2.2 Penyakit Tuberkulosis Pada Pasien Diabetes Mellitus
Peningkatan risiko tuberkulosis aktif pada penderita DM diduga akibat dari
gangguan sistem imun yang ada pada penderita DM, peningkatan daya lekat kuman
Mycobacterium tuberculosis pada sel penderita DM, adanya komplikasi
mikroangiopati, makroangiopati dan neuropati, dan banyaknya intervensi medis
pada pasien tersebut. Gangguan fungsi dari endotel kapiler vaskular paru, kekakuan
korpus sel darah merah, perubahan kurva disosiasi oksigen akibat kondisi
hiperglikemia yang lama menjadi faktor kegagalan mekanisme pertahanan
melawan infeksi. Meningkatnya kepekaan primer pasien DM terhadap infeksi
penyakit TB paru disebabkan oleh adanya hiperglikemi yang sangat berperan dalam
mudahnya penularan TB pada pasien DM.
14
Kegagalan sistem imun menjadi penyebab DM sebagai faktor risiko aktivasi
TB laten.

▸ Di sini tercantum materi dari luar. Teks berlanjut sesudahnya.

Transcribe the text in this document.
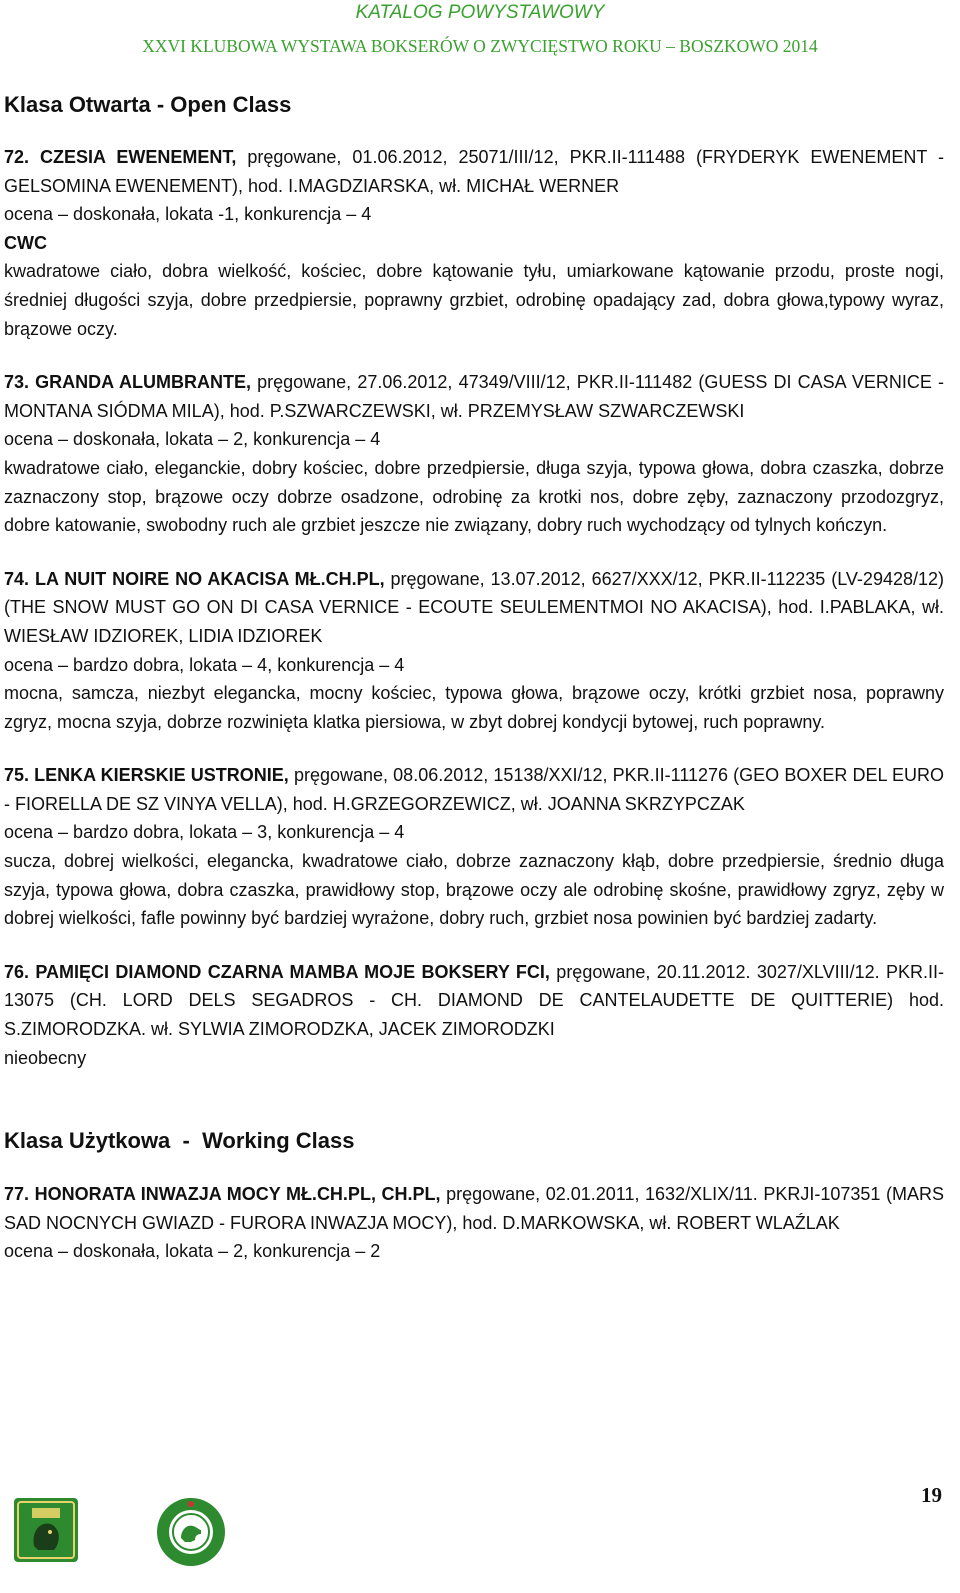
KATALOG POWYSTAWOWY
XXVI KLUBOWA WYSTAWA BOKSERÓW O ZWYCIĘSTWO ROKU – BOSZKOWO 2014
Klasa Otwarta - Open Class

72. CZESIA EWENEMENT, pręgowane, 01.06.2012, 25071/III/12, PKR.II-111488 (FRYDERYK EWENEMENT - GELSOMINA EWENEMENT), hod. I.MAGDZIARSKA, wł. MICHAŁ WERNER

ocena – doskonała, lokata -1, konkurencja – 4

CWC

kwadratowe ciało, dobra wielkość, kościec, dobre kątowanie tyłu, umiarkowane kątowanie przodu, proste nogi, średniej długości szyja, dobre przedpiersie, poprawny grzbiet, odrobinę opadający zad, dobra głowa,typowy wyraz, brązowe oczy.

73. GRANDA ALUMBRANTE, pręgowane, 27.06.2012, 47349/VIII/12, PKR.II-111482 (GUESS DI CASA VERNICE - MONTANA SIÓDMA MILA), hod. P.SZWARCZEWSKI, wł. PRZEMYSŁAW SZWARCZEWSKI

ocena – doskonała, lokata – 2, konkurencja – 4

kwadratowe ciało, eleganckie, dobry kościec, dobre przedpiersie, długa szyja, typowa głowa, dobra czaszka, dobrze zaznaczony stop, brązowe oczy dobrze osadzone, odrobinę za krotki nos, dobre zęby, zaznaczony przodozgryz, dobre katowanie, swobodny ruch ale grzbiet jeszcze nie związany, dobry ruch wychodzący od tylnych kończyn.

74. LA NUIT NOIRE NO AKACISA MŁ.CH.PL, pręgowane, 13.07.2012, 6627/XXX/12, PKR.II-112235 (LV-29428/12) (THE SNOW MUST GO ON DI CASA VERNICE - ECOUTE SEULEMENTMOI NO AKACISA), hod. I.PABLAKA, wł. WIESŁAW IDZIOREK, LIDIA IDZIOREK

ocena – bardzo dobra, lokata – 4, konkurencja – 4

mocna, samcza, niezbyt elegancka, mocny kościec, typowa głowa, brązowe oczy, krótki grzbiet nosa, poprawny zgryz, mocna szyja, dobrze rozwinięta klatka piersiowa, w zbyt dobrej kondycji bytowej, ruch poprawny.

75. LENKA KIERSKIE USTRONIE, pręgowane, 08.06.2012, 15138/XXI/12, PKR.II-111276 (GEO BOXER DEL EURO - FIORELLA DE SZ VINYA VELLA), hod. H.GRZEGORZEWICZ, wł. JOANNA SKRZYPCZAK

ocena – bardzo dobra, lokata – 3, konkurencja – 4

sucza, dobrej wielkości, elegancka, kwadratowe ciało, dobrze zaznaczony kłąb, dobre przedpiersie, średnio długa szyja, typowa głowa, dobra czaszka, prawidłowy stop, brązowe oczy ale odrobinę skośne, prawidłowy zgryz, zęby w dobrej wielkości, fafle powinny być bardziej wyrażone, dobry ruch, grzbiet nosa powinien być bardziej zadarty.

76. PAMIĘCI DIAMOND CZARNA MAMBA MOJE BOKSERY FCI, pręgowane, 20.11.2012. 3027/XLVIII/12. PKR.II-13075 (CH. LORD DELS SEGADROS - CH. DIAMOND DE CANTELAUDETTE DE QUITTERIE) hod. S.ZIMORODZKA. wł. SYLWIA ZIMORODZKA, JACEK ZIMORODZKI

nieobecny

Klasa Użytkowa  -  Working Class

77. HONORATA INWAZJA MOCY MŁ.CH.PL, CH.PL, pręgowane, 02.01.2011, 1632/XLIX/11. PKRJI-107351 (MARS SAD NOCNYCH GWIAZD - FURORA INWAZJA MOCY), hod. D.MARKOWSKA, wł. ROBERT WLAŹLAK

ocena – doskonała, lokata – 2, konkurencja – 2

19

Dikatakan bahwa DM memiliki potensi untuk bermanifestasi ke dalam
bentuk klinis yang lebih berat (Restrepo, et al, 2008). Respons selular baik innate
maupun adaptive menyebabkan gangguan fungsi pada pasien DM, padahal respons
selular merupakan respons yang paling penting untuk membatasi infeksi TB. Secara
umum pada penelitian menunjukkan tidak ada perbedaan jumlah sel limfosit,
makrofag, monosit, namun satu penelitian menunjukkan jumlah limfosit yang
menurun pada pasien TB dengan DM dibandingkan pasien TB tanpa DM (Aweis,
et al, 2010). Kadar sitokin TNF- dan IFN- meningkat pada pasien dengan TB dan
DM, kedua sitokin ini penting untuk aktivasi makrofag dan membatasi infeksi.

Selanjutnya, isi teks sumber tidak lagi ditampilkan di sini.